Dopo 42 giorni di trattative, all’ultimo minuto rispetto alla deadline per formare il nuovo governo, Beniamin Netanyahu ha formato il nuovo governo. Determinante l’accordo siglato “Bayt Hayehudi” di Naftali Bennett raggiungendo i 61 seggi necessari per avere la maggioranza alla Knesset. Della nuova coalizione fanno parte anche i partiti “Kulanu” di Moshe Kahlon – nuovo ministro delle Finanze – e i religiosi “Shas” e “Unione per il Giudaismo nella Torà”.
Dopo aver vinto a sorpresa le elezioni politiche anticipate ottenendo 30 seggi per il suo Likud, Netanyahu ha faticato più del previsto per formare la maggioranza a causa dell’inattesa decisione dell’alleato Avigdor Lieberman – leader di “Israel Beitenu” e ministro degli Esteri uscente – di restare all’opposizione, lamentando “eccessivi cedimenti nei confronti dei partiti religiosi”.
Nelle scorse settimane Netanyahu ha cercato anche un’intesa con il centrosinistra di Isaac Herzog per una possibile unità nazionale ma le trattative sarebbero fallite – secondo indiscrezioni – per il veto posto dal Likud sull’entrata nel governo di Tzipi Livni, l’ex ministro della Giustizia co-leader del centrosinistra. Non si può tuttavia escludere che nelle prossime settimane il Likud tenti di riprendere le trattative con Lieberman ed anche con Herzog per allargare una coalizione che, con appena 1 seggio di maggioranza, inizia in salita il mandato di governo.

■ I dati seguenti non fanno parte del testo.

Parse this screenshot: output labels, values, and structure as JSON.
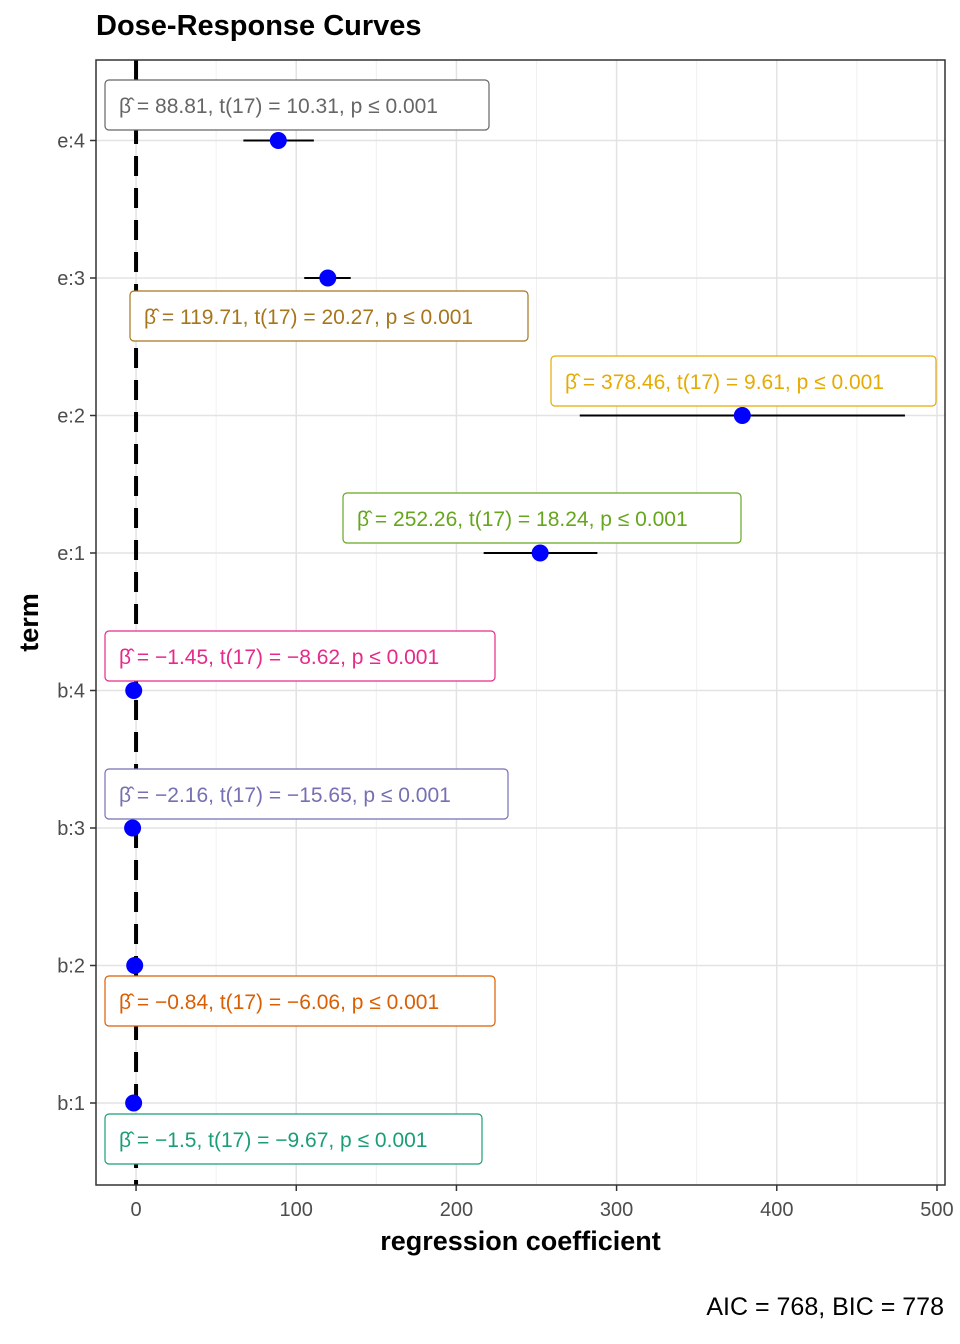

La maggioranza del governo alla Knesset è dunque molto risicata: un solo seggio.
Governo di ultrà?
E intanto c’è chi parla di governo “di ultrà”. Come spiega all’Huffington Post Avishai Margalit, docente all’Università ebraica di Gerusalemme, tra i più apprezzati analisti politici israeliani: “Quello che sta venendo alla luce è il governo più di destra nella storia dell’Israele contemporaneo”. Un governo, dice il giornale online, “di alleati ma non di “amici”. Perché c’è davvero poco di “amichevole” nel braccio di ferro imbastito da Netanyahu e Bennett, con quest’ultimo che vincolava il sì di Habayit Hayehudi all’assegnazione, naturalmente a lui, del cruciale ministero della Giustizia, una poltrona che “Bibi” pensava di affidare ad un suo uomo di vicino”.
“Quello che sta nascendo in Israele è un governo che non lascia spazio alla speranza di una ripresa del negoziato – dice Saeb Erekat, storico capo negoziatore dell’Autorità nazionale palestinese, raggiunto telefonicamente dall’Huffington Post nel suo ufficio a Gerico -. Netanyahu e i suoi alleati continueranno a perseguire una politica di colonizzazione, di pulizia etnica a Gerusalemme Est, di embargo totale a Gaza”. “Per quanto ci riguarda – aggiunge Erekat – continueremo a batterci in ogni sede e organismo internazionali, a cominciare dalla Corte di Giustizia dell’Aia, perché vengano inquisiti quei governanti israeliani che si sono macchiati di crimini di guerra contro la popolazione civile di Gaza”.
A portare ancora maggiore tensione a un quadro già di per sè alquanto movimentato è la nomina a Ministro della Giustizia della giovane Ayelet Shaked, sostenuta da Naftali Bennett, descritta dal Corriere della Sera come “Giovane e di ultradestra, volto laico dei coloni”. “La sinistra israeliana è preoccupata che da ministra della Giustizia rafforzi la sua battaglia contro le associazioni israeliane per i diritti umani e faccia passare la legge che ne limita i finanziamenti dall’estero – scrive il Corsera -. Per Shaked sono dei nemici in casa sponsorizzati dai liberal di tutto il mondo”.